El trabajo con códices ha constituido una actividad obligada para todo aquel interesado en hurgar en el pasado precolombino de nuestras latitudes, sea de manera tangencial o profunda, siempre se ha de observar, comparar o discutir el tema, no sólo por lo que se esté narrando o explicando en estos documentos elaborados en piel de venado, sino por todo aquello que podemos inferir sobre el conocimiento que ellos construyeron de su entorno y la manera en que lo expresaron y registraron. Al decir de Escalante, “las escenas de los códices están construidas predominantemente con recursos pictográficos, pero se complementan con glifos más abstractos que sirven para indicar las fechas, los nombres de los personajes, los nombres de los lugares y algunas otras cosas”. Lo anterior demuestra la complejidad de la expresión mesoamericana que se sustenta en una capacidad de abstracción que trasciende el mero código escrito y que lleva al lector a una especie de “performance” –utilizo el anglicismo por la falta de un concepto en castellano que englobe actuación, oralidad, musicalidad y otros elementos–, es decir, que la expresión distaba mucho de ser individualizada y podría haber sido grupal –ignoro si colectiva o no. Como apunta Escalante, “el entendimiento completo de las escenas pictográficas requería, sin duda, de relatos orales que los usuarios de estas pictografías conocían. Las crónicas escritas en el siglo XVI, especialmente las explicaciones de los frailes que se acercaron a los indios para estudiar con ellos los antiguos manuscritos, indican que el aprendizaje de la interpretación de los códices corría paralelo a la memorización de historias”. 

En el texto encontramos descripciones de las tradiciones pictográficas en el estado de México, en la región Puebla–Tlaxcala, en Oaxaca, Guerrero y Morelos. Me interesa destacar el caso de Puebla–Tlaxcala y el códice Borgia que se cree originario de esta región. Dicho códice, nombrado así por la familia que lo albergó hasta que pasó a pertenecer a la colección de la Biblioteca Apostólica Vaticana, contiene entre otras cosas ilustraciones de los días en el Tonalpohualli, calendario ritual de 260 días. Curiosamente, al menos una de las representaciones en este códice se repite en otro lugar, en Tizatlán, Tlaxcala.
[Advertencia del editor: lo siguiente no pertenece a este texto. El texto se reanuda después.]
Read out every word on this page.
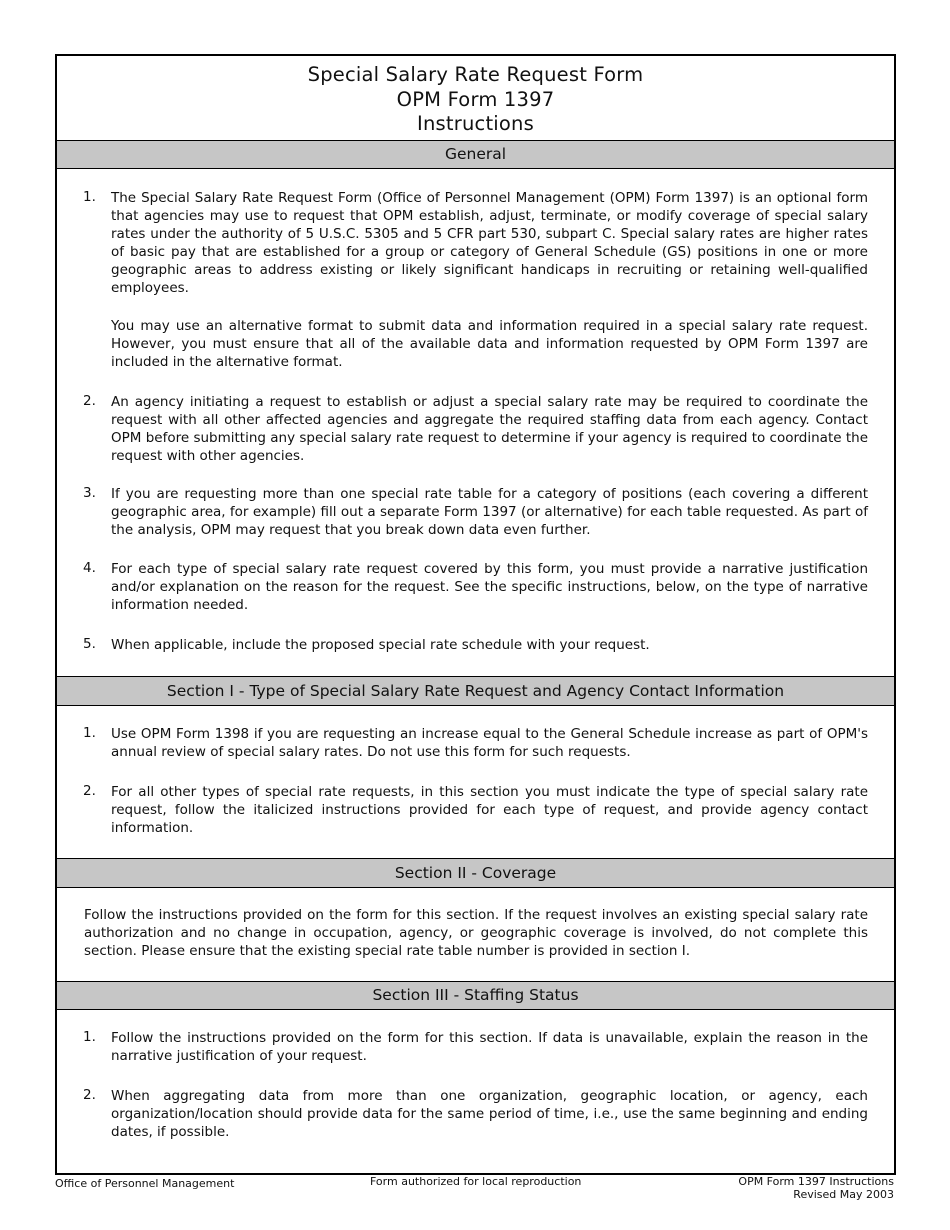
Special Salary Rate Request Form
OPM Form 1397
Instructions
General
1. The Special Salary Rate Request Form (Office of Personnel Management (OPM) Form 1397) is an optional form that agencies may use to request that OPM establish, adjust, terminate, or modify coverage of special salary rates under the authority of 5 U.S.C. 5305 and 5 CFR part 530, subpart C. Special salary rates are higher rates of basic pay that are established for a group or category of General Schedule (GS) positions in one or more geographic areas to address existing or likely significant handicaps in recruiting or retaining well-qualified employees.

You may use an alternative format to submit data and information required in a special salary rate request. However, you must ensure that all of the available data and information requested by OPM Form 1397 are included in the alternative format.

2. An agency initiating a request to establish or adjust a special salary rate may be required to coordinate the request with all other affected agencies and aggregate the required staffing data from each agency. Contact OPM before submitting any special salary rate request to determine if your agency is required to coordinate the request with other agencies.

3. If you are requesting more than one special rate table for a category of positions (each covering a different geographic area, for example) fill out a separate Form 1397 (or alternative) for each table requested. As part of the analysis, OPM may request that you break down data even further.

4. For each type of special salary rate request covered by this form, you must provide a narrative justification and/or explanation on the reason for the request. See the specific instructions, below, on the type of narrative information needed.

5. When applicable, include the proposed special rate schedule with your request.

Section I - Type of Special Salary Rate Request and Agency Contact Information
1. Use OPM Form 1398 if you are requesting an increase equal to the General Schedule increase as part of OPM's annual review of special salary rates. Do not use this form for such requests.

2. For all other types of special rate requests, in this section you must indicate the type of special salary rate request, follow the italicized instructions provided for each type of request, and provide agency contact information.

Section II - Coverage

Follow the instructions provided on the form for this section. If the request involves an existing special salary rate authorization and no change in occupation, agency, or geographic coverage is involved, do not complete this section. Please ensure that the existing special rate table number is provided in section I.

Section III - Staffing Status
1. Follow the instructions provided on the form for this section. If data is unavailable, explain the reason in the narrative justification of your request.

2. When aggregating data from more than one organization, geographic location, or agency, each organization/location should provide data for the same period of time, i.e., use the same beginning and ending dates, if possible.

Office of Personnel Management	Form authorized for local reproduction	OPM Form 1397 Instructions
Revised May 2003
El lugar que está camino a Apizaco fue asiento de Xicohténcatl y tiene restos de un templo del Postclásico donde en los años 20 del siglo pasado se descubrieron pinturas murales en una cámara que se cree pudo haber sido para la educación de guerreros. Ahí, entre representaciones de manos cercenadas, corazones y cráneos, se encuentra la clara imagen del dios Tezcatlipoca tal cual como aparece en el códice Borgia. Ya Alfonso Caso había analizado ambas expresiones pictográficas cuando hizo una primera exploración del sitio llegando a la conclusión de que la relación era evidente. Como se ve, el conocimiento de los códices es necesario para comprender los intercambios regionales y las posibles convenciones estéticas, artísticas y religiosas que se desarrollaron en el centro del territorio al menos en el periodo Postclásico. El lector encontrará una enumeración sumamente completa de códices y regiones. Por ejemplo, en la región del Valle Puebla–Tlaxcala, siguiendo a Valdivia, contamos también con los códices Cospi y el Vaticano B;  los mapas de Cuauhtinchan, la denominada Historia Tolteca–Chichimeca, el lienzo de Quauhquechollan, la Genealogía de Quauhquechollan–Macuilxochitepec, el Códice de Huamantla, entre muchos otros. El libro, pues, resulta una guía excelente para adentrarse al conocimiento de estos temas.